Шрифт:
Интервал:
Закладка:
Выдыхаю и бегу дальше. Живот подводит, режет желудок. Не от бега, а от напряжения, от нервов. Сука! Какого хера тебе надо, Цеп⁈ Катька ему даром не нужна, это ж ясно, это он ко мне подбирается, меня хочет уделать. Как урка, сука, чувствует больные места.
Вот если сейчас я его увижу, то убью, замолочу до смерти кулаками, безо всяких тёмных докторов и навыков бокса. Чисто на ярости. На ярости, на ярости, шепчет мой доппельгангер, мой Тёмный Доктор. Отчаянный фатализм уже долгие годы является его стилем. Делай, что должен и будь, что будет.
Херовая подготовочка, что с того, что ты каждый день с пробежки начинаешь, прибавил темп и сразу поплыл? Лёгкие разрываются, ноги горят, дыхание сбивается. Похер, беги, беги, не сбавляй скорость, давай, прибавь ещё, ещё, стань айронменом, железным чуваком и тогда никакое будущее тебе не страшно.
Пытаюсь себя заговаривать, чтобы не думать, потому что, если что… Если что… Никаких «если что», жми сука, жми, ещё, ещё быстрей, лети вперёд, мудак. Ещё! Подкинь дровишек! Если что, то это всё из-за тебя, козёл! Беги!
И я бегу. Несусь, как птица-тройка, под ногами земля горит. Пробегаю мимо «Цыплят табака». Здесь можно срезать через двор и выскочить практически прямо к Катькиному двору. А можно ещё немного пролететь вперёд, перебежать дорогу у «Космоса» и там дальше — через Цеповский двор. Да, надо через него, точно через него…
Во дворе тихо, нет ни одного человека. Уже окончательно стемнело и густые кусты превращаются в чёрную неясную преграду. Фонарь не горит. Свет поступает из окон, спать ещё рано. Знать бы, какое окно принадлежит Цепню.

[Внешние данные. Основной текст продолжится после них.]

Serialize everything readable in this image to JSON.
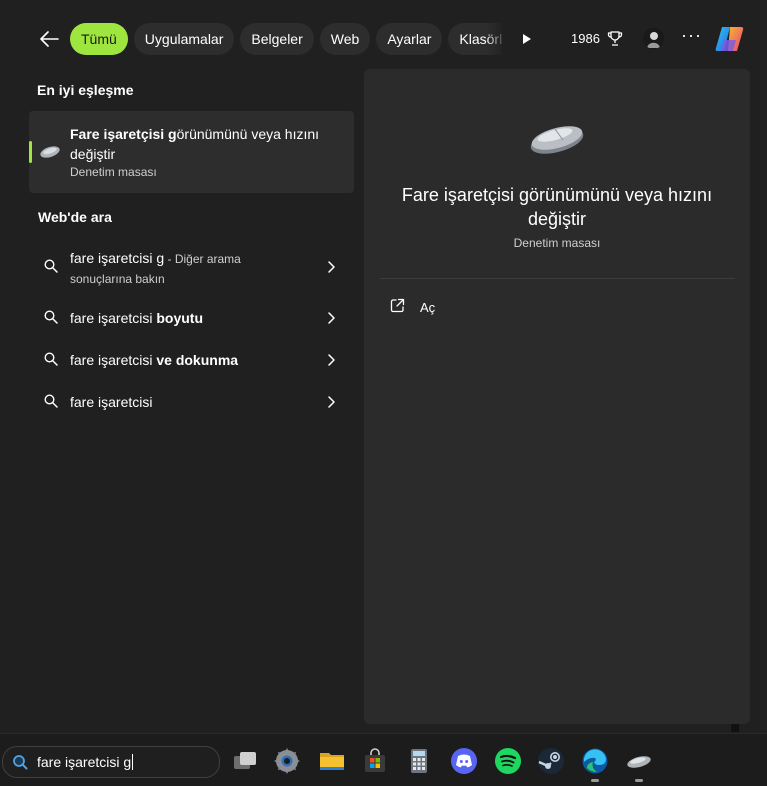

Я пробегаю по тропе и никого, естественно, не встречаю. Не останавливаясь, бегу дальше, в Катькин двор. Естественно, там будет так же пусто и мрачно. Возьму Антоху и… нет, без Антохи. На Южный без Антохи, разумеется. Подняться наверх или позвонить из автомата? Если поднимусь, переполошу родителей. С другой стороны, лучше зря переполошить, чем просто молчать и ждать…
Влетаю во двор и, естественно, здесь никого нет. Не стала бы она тут торчать три часа. Сука, Цеп… Я подбегаю к подъезду и останавливаюсь, хватаясь за металлическую трубу, подпирающую козырёк. Надо отдышаться, а то они там от одного моего вида инфаркты получат.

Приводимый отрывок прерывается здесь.